My belief in God, if not out of love or a want to establish a relationship with God, would be based on nothing more than coercion:
I want a pleasing and pain-free after life; I want to be as happy in the after-life as I am with life, but I don't have or have a desire for a relationship with God; therefore, I may be cast to hell (which, according to this book, I've created). If I want to be happy in the after-life, I need to establish a relationship with God. I don't want a relationship with God either because I don't believe one can exist or I don't believe a relationship with God is beneficial for either participant; however, I want to avoid discomfort and joylessness. I'll establish a relationship with God so I do not experience pain or joylessness.
Unless I missed it, Tim doesn't address this, and I think it's quite possibly the most difficult obstacle for any organized religion; I would like the author to address coercion without resorting to "you've misunderstood the point of God's love."

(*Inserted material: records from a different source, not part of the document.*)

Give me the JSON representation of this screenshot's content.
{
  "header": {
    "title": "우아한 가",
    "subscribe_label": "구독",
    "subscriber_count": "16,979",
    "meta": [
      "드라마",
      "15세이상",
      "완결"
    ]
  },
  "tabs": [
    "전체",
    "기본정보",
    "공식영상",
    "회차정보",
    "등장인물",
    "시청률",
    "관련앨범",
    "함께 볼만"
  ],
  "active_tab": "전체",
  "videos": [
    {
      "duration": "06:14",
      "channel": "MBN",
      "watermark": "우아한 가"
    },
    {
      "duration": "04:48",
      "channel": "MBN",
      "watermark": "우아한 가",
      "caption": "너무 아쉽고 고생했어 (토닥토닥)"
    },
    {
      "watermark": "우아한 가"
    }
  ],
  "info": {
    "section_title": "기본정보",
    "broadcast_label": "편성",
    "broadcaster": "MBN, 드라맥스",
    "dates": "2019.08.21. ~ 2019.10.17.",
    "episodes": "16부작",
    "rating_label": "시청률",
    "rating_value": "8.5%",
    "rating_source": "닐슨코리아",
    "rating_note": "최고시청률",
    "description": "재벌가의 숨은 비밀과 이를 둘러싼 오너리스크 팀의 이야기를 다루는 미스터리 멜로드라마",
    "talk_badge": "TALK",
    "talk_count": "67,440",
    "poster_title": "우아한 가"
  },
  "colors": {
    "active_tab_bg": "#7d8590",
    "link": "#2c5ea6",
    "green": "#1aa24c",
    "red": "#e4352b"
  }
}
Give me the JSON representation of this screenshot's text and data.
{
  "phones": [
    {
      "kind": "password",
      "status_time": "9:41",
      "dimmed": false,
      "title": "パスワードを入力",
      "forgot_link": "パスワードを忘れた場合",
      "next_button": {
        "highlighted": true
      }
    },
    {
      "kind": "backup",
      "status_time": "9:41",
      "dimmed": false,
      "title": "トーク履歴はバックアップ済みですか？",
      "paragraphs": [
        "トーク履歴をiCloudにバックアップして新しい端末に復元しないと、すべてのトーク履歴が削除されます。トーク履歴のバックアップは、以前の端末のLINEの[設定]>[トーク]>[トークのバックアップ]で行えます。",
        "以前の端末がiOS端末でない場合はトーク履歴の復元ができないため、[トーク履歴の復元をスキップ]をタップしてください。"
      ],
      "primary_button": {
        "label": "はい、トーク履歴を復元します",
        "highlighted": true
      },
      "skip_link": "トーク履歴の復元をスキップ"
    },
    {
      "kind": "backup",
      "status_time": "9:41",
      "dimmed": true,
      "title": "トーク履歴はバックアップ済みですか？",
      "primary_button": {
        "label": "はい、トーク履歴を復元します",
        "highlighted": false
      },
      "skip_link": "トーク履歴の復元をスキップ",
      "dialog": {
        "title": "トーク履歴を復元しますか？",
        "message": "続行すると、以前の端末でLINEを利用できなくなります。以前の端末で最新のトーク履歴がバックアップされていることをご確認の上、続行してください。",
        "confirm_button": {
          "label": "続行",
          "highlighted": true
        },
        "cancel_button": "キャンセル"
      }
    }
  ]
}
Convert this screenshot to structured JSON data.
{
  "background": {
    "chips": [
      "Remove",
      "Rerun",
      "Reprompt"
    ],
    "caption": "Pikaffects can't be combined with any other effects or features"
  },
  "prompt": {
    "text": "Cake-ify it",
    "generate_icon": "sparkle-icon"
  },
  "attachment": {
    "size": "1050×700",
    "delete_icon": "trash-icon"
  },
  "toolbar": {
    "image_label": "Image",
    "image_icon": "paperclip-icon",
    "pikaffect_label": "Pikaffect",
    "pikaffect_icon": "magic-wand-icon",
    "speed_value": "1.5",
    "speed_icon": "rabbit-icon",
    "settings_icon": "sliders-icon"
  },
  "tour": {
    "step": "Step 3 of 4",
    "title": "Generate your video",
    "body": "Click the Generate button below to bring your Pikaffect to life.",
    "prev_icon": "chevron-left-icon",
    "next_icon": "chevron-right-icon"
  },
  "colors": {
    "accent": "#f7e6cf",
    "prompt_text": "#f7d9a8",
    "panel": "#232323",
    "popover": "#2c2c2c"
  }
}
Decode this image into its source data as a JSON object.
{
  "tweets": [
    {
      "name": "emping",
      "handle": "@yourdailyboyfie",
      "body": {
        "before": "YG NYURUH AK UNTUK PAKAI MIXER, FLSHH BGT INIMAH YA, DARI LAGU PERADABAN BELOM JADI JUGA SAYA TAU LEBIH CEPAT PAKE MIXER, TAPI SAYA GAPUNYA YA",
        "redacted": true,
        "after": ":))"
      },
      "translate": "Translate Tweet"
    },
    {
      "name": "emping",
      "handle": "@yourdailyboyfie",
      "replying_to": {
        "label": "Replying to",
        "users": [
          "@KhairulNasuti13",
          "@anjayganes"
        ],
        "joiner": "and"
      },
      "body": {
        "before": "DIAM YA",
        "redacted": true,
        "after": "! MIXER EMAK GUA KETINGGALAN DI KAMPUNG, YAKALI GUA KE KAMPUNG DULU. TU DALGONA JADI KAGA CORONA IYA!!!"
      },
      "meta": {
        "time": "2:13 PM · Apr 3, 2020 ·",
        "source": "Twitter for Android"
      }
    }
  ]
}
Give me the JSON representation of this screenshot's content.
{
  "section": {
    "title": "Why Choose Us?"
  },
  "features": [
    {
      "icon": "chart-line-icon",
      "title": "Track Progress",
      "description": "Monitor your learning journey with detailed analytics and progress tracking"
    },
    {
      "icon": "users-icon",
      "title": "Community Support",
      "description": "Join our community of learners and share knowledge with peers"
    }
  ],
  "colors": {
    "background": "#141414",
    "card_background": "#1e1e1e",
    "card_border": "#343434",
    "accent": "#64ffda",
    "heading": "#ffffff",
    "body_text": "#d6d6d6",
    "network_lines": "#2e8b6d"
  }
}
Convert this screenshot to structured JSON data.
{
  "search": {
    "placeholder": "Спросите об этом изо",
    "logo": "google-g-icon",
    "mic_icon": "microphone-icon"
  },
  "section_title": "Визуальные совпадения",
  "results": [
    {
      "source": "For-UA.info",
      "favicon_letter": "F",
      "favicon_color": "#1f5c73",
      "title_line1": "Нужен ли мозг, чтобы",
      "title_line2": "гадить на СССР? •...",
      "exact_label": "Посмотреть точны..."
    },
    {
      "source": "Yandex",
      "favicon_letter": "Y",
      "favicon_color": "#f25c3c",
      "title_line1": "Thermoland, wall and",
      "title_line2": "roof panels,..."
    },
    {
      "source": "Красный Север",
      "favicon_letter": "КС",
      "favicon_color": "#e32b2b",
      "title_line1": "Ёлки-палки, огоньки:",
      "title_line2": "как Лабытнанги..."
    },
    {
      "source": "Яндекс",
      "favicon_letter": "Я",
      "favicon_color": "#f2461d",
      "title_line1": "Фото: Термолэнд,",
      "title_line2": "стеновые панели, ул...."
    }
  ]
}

I would say that the first problem with this "question of coercion" is that it ignores what Christians believe heaven and hell are. Heaven is a place where we are happy because we are in a relationship with God; therefore, if we truly want to be in heaven, we want a relationship with God. Basically, what the one who asks this question wants is to have a part of something without having the whole. He wants to live in a man's house without asking that man if he can come in, and without acknowledging the man once he is inside. He wants love without a lover, a smile without a face. He is separating the inseparable.
The alternative, hell, is terrible because we are separated from God. That is why we go to hell. We didn't want God, so he let us be alone. But, since God is the source of all good, we are left with no good, and thus no joy. This is a deranged choice, but we men make deranged choices all the time.
We cannot separate cause and effect. I cannot ask for sunlight, but without the sun. I think we all ask for such absurdities sometimes, and that is more-or-less the definition of sin. We want to live on a diet of candy, but without gaining weight, rotting our teeth, and having stomachaches. We want to walk through fire without being burned, but burning is inherent with fire.
1 comment:
I find it frustrating whenever someone thinks of religion as either a carrot or a stick (or both). It's a sign that we, the current generation of evangelists, aren't doing our jobs right.